Post office opens 11,200 jobs, preventing Christmas strikes
Post office opens 11,200 jobs, preventing Christmas strikes
SPAIN’S post office has agreed to take on 11,200 employees and improve salaries for all existing staff in 2019 and 2020, averting strikes planned for December 21 and Boxing Day.
Correos, as the State-run postal service is known, has struck an ‘unprecedented’ deal with unions which will see wages go up by at least 9% and temporary job contracts reduced from 35% of the workforce to just 8% - the latter being merely to cope with busy seasons, meaning all other employees will be placed on permanent contracts.
The agreement will also provide pathways to promotion, and staff training, to Correos’ 51,000-plus employees, and Saturday working will now become voluntary with increased overtime payment for those who agree to the weekend shift.
Of the 11,200 new jobs, a total of 4,055 will be opened up in 2019 in the face of industrial action which took place on November 30 and two other strike days either side of Christmas, which were finally called off by the main union involved, the Labourers’ Commissions (CCOO).

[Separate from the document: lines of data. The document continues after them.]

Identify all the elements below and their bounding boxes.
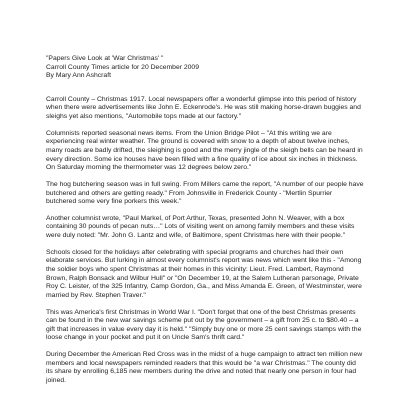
article-byline: By Mary Ann Ashcraft [46,72,111,80]
paragraph: Another columnist wrote, "Paul Markel, of Port Arthur, Texas, presented John N. Weaver, with a box containing 30 pounds of pecan nuts…" Lots of visiting went on among family members and these visits were duly noted: "Mr. John G. Lantz and wife, of Baltimore, spent Christmas here with their people." [46,214,355,240]
article-source: Carroll County Times article for 20 December 2009 [46,63,199,71]
article-title: "Papers Give Look at 'War Christmas' " [46,55,164,62]
paragraph: Columnists reported seasonal news items. From the Union Bridge Pilot – "At this writing we are experiencing real winter weather. The ground is covered with snow to a depth of about twelve inches, many roads are badly drifted, the sleighing is good and the merry jingle of the sleigh bells can be heard in every direction. Some ice houses have been filled with a fine quality of ice about six inches in thickness. On Saturday morning the thermometer was 12 degrees below zero." [46,129,363,172]
paragraph: Carroll County – Christmas 1917. Local newspapers offer a wonderful glimpse into this period of history when there were advertisements like John E. Eckenrode's. He was still making horse-drawn buggies and sleighs yet also mentions, "Automobile tops made at our factory." [46,95,361,120]
article-body [46,96,364,386]
paragraph: During December the American Red Cross was in the midst of a huge campaign to attract ten million new members and local newspapers reminded readers that this would be "a war Christmas." The county did its share by enrolling 6,185 new members during the drive and noted that nearly one person in four had joined. [46,351,363,384]
paragraph: The hog butchering season was in full swing. From Millers came the report, "A number of our people have butchered and others are getting ready." From Johnsville in Frederick County - "Mertlin Spurrier butchered some very fine porkers this week." [46,180,364,206]
article-header [46,55,364,81]
paragraph: Schools closed for the holidays after celebrating with special programs and churches had their own elaborate services. But lurking in almost every columnist's report was news which went like this - "Among the soldier boys who spent Christmas at their homes in this vicinity: Lieut. Fred. Lambert, Raymond Brown, Ralph Bonsack and Wilbur Hull" or "On December 19, at the Salem Lutheran parsonage, Private Roy C. Leister, of the 325 Infantry, Camp Gordon, Ga., and Miss Amanda E. Green, of Westminster, were married by Rev. Stephen Traver." [46,248,362,299]
paragraph: This was America's first Christmas in World War I. "Don't forget that one of the best Christmas presents can be found in the new war savings scheme put out by the government – a gift from 25 c. to $80.40 – a gift that increases in value every day it is held." "Simply buy one or more 25 cent savings stamps with the loose change in your pocket and put it on Uncle Sam's thrift card." [46,308,362,342]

According to the Independent Central Public Sector Workers’ Union (CSI·F), next year’s new vacancies will include 1,869 to cover those who left or retired in 2017, another 1,612 for those who moved on in 2018, and another 574 to ‘stabilise’ staff numbers.
The 2017 and 2018 replacements will be advertised before the end of this year.
Jobs up for grabs include positions in sorting, delivery and customer service.
Like all public sector roles, they will be dependent upon passing civil service exams, known as oposiciones, which are normally taken in regional languages where these exist or in Spanish in regions which do not have co-official tongues.
These exams include a generic paper with 60 questions, of which 10 are ‘psycho-technical’, all of which must be answered within 55 minutes.
Subject-specific exams for each of the three roles involve 40 questions, to be answered in 35 minutes.
They cover a total of 13 subject areas.
Preparation can be done online or via distance learning, although the best possible method is to enrol in a school specialising in oposiciones and to practise with as many past papers as candidates can before the exam date – which the school in question will be able to provide.